期刊名称:Proceedings of the National Academy of Sciences
印刷版ISSN:0027-8424
电子版ISSN:1091-6490
出版年度:2000
卷号:97
期号:25
页码:13585-13590
DOI:10.1073/pnas.240469697
语种:English
出版社:The National Academy of Sciences of the United States of America
摘要:Control of transcription and enzyme activities are two interwoven regulatory systems essential for the function of a metabolic node. Saccharomyces cerevisiae strains differing in enzyme activities at the chorismate branch point of aromatic amino acid biosynthesis were constructed by recombinant DNA technology. Expression of an allosterically unregulated, constitutively activated chorismate mutase encoded by the ARO7T226I (ARO7c) allele depleted the chorismate pool. The resulting tryptophan limitation caused growth defects, which could be counteracted only by transcriptional induction of TRP2 encoding the competing enzyme anthranilate synthase. ARO7 expression is not transcriptionally regulated by amino acids. Transcriptional activation of the ARO7c allele led to stronger growth retardation upon tryptophan limitation. The same effect was achieved by removing the competing enzyme anthranilate synthase, which is encoded by the TRP2 gene, from the transcriptional control.
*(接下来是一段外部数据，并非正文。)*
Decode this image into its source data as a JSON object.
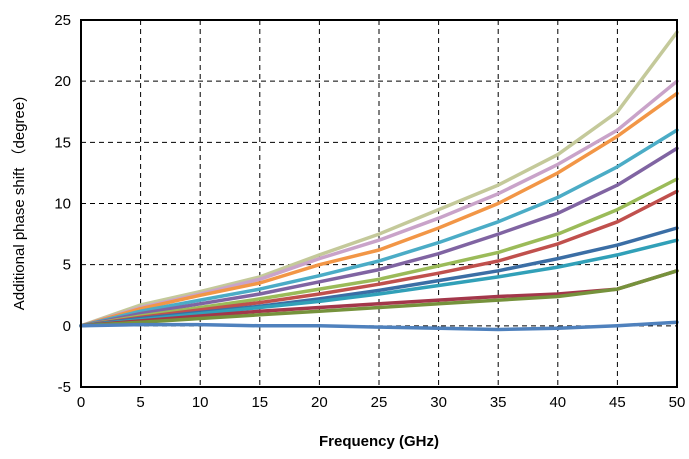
{
  "chart_data": {
    "type": "line",
    "title": "",
    "xlabel": "Frequency (GHz)",
    "ylabel": "Additional phase shift （degree)",
    "xlim": [
      0,
      50
    ],
    "ylim": [
      -5,
      25
    ],
    "x_ticks": [
      "0",
      "5",
      "10",
      "15",
      "20",
      "25",
      "30",
      "35",
      "40",
      "45",
      "50"
    ],
    "y_ticks": [
      "-5",
      "0",
      "5",
      "10",
      "15",
      "20",
      "25"
    ],
    "grid": true,
    "grid_style": "dashed",
    "legend": "none",
    "x": [
      0,
      5,
      10,
      15,
      20,
      25,
      30,
      35,
      40,
      45,
      50
    ],
    "series": [
      {
        "color": "#c4c99a",
        "values": [
          0,
          1.7,
          2.8,
          4.0,
          5.8,
          7.5,
          9.5,
          11.5,
          14.0,
          17.5,
          24.0
        ]
      },
      {
        "color": "#c9a3c9",
        "values": [
          0,
          1.5,
          2.6,
          3.8,
          5.5,
          7.0,
          8.8,
          10.8,
          13.2,
          16.0,
          20.0
        ]
      },
      {
        "color": "#f29646",
        "values": [
          0,
          1.4,
          2.5,
          3.5,
          5.0,
          6.2,
          8.0,
          10.0,
          12.5,
          15.5,
          19.0
        ]
      },
      {
        "color": "#4bacc6",
        "values": [
          0,
          1.2,
          2.1,
          3.0,
          4.1,
          5.3,
          6.8,
          8.5,
          10.5,
          13.0,
          16.0
        ]
      },
      {
        "color": "#8064a2",
        "values": [
          0,
          1.0,
          1.8,
          2.6,
          3.6,
          4.6,
          5.9,
          7.5,
          9.2,
          11.5,
          14.5
        ]
      },
      {
        "color": "#9bbb59",
        "values": [
          0,
          0.8,
          1.5,
          2.2,
          3.0,
          3.8,
          4.9,
          6.0,
          7.5,
          9.5,
          12.0
        ]
      },
      {
        "color": "#c0504d",
        "values": [
          0,
          0.7,
          1.3,
          1.9,
          2.6,
          3.4,
          4.3,
          5.3,
          6.7,
          8.5,
          11.0
        ]
      },
      {
        "color": "#3b6ea5",
        "values": [
          0,
          0.6,
          1.1,
          1.6,
          2.2,
          2.9,
          3.7,
          4.5,
          5.5,
          6.6,
          8.0
        ]
      },
      {
        "color": "#31a0b8",
        "values": [
          0,
          0.5,
          1.0,
          1.5,
          2.0,
          2.6,
          3.3,
          4.0,
          4.8,
          5.8,
          7.0
        ]
      },
      {
        "color": "#a3374a",
        "values": [
          0,
          0.4,
          0.8,
          1.2,
          1.5,
          1.8,
          2.1,
          2.4,
          2.6,
          3.0,
          4.5
        ]
      },
      {
        "color": "#76923c",
        "values": [
          0,
          0.3,
          0.6,
          0.9,
          1.2,
          1.5,
          1.8,
          2.1,
          2.4,
          3.0,
          4.5
        ]
      },
      {
        "color": "#4f81bd",
        "values": [
          0,
          0.1,
          0.1,
          0.0,
          0.0,
          -0.1,
          -0.2,
          -0.3,
          -0.2,
          0.0,
          0.3
        ]
      }
    ]
  }
}
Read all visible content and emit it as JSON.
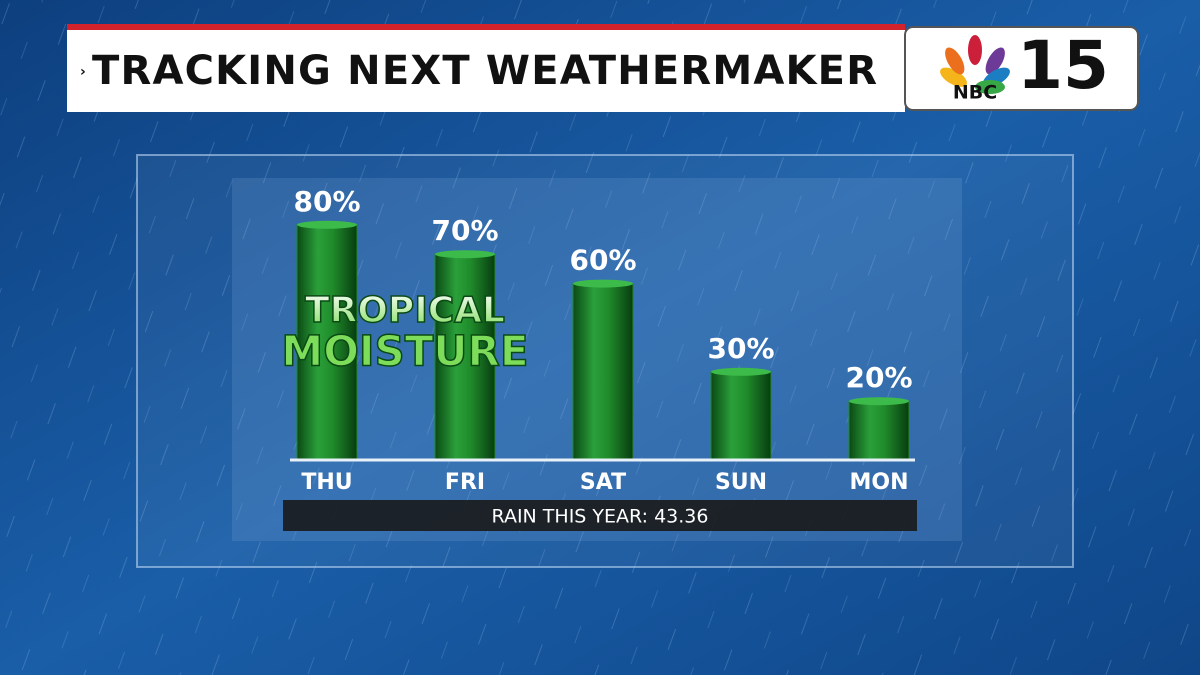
{
  "title": "TRACKING NEXT WEATHERMAKER",
  "logo": {
    "network": "NBC",
    "channel": "15"
  },
  "chart_data": {
    "type": "bar",
    "annotation": [
      "TROPICAL",
      "MOISTURE"
    ],
    "categories": [
      "THU",
      "FRI",
      "SAT",
      "SUN",
      "MON"
    ],
    "values": [
      80,
      70,
      60,
      30,
      20
    ],
    "value_labels": [
      "80%",
      "70%",
      "60%",
      "30%",
      "20%"
    ],
    "color": "#1f8a2a",
    "footer": "RAIN THIS YEAR: 43.36"
  }
}
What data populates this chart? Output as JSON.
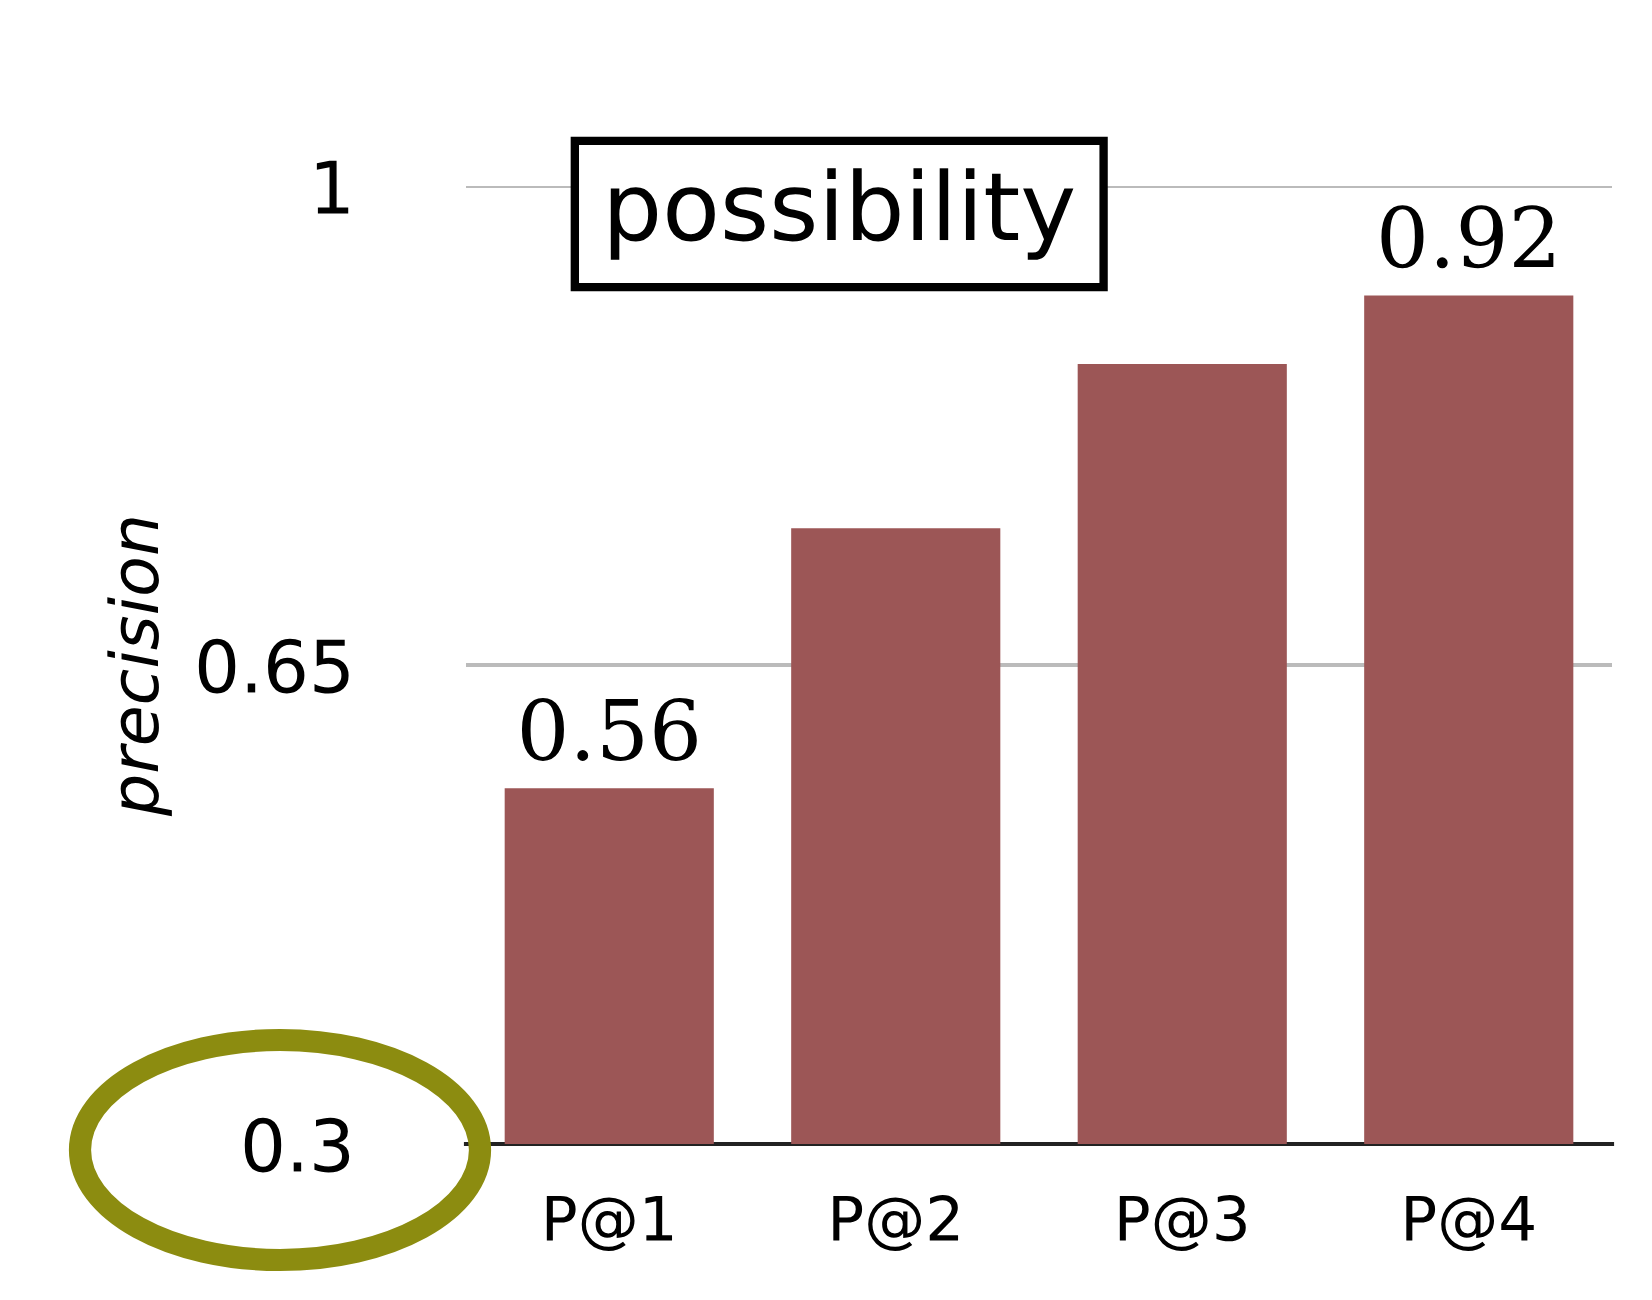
{
  "chart_data": {
    "type": "bar",
    "title": "possibility",
    "ylabel": "precision",
    "categories": [
      "P@1",
      "P@2",
      "P@3",
      "P@4"
    ],
    "values": [
      0.56,
      0.75,
      0.87,
      0.92
    ],
    "value_labels": [
      "0.56",
      null,
      null,
      "0.92"
    ],
    "color": "#9c5656",
    "ylim": [
      0.3,
      1
    ],
    "yticks": [
      0.3,
      0.65,
      1
    ],
    "grid": "y"
  }
}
The allelic situation of ARO7c being under general control instead of TRP2 resulted in severe growth defects when cells were starved for tryptophan. In conclusion, the specific regulatory pattern acting on enzymatic activities at the first metabolic node of aromatic amino acid biosynthesis is necessary to maintain proper flux distribution. Therefore, the evolution of the sophisticated allosteric regulation of yeast chorismate mutase requires as prerequisite (i) that the encoding ARO7 gene is not transcriptionally regulated, whereas (ii) the transcription of the competing feedback-regulated anthranilate synthase-encoding gene is controlled by availability of amino acids.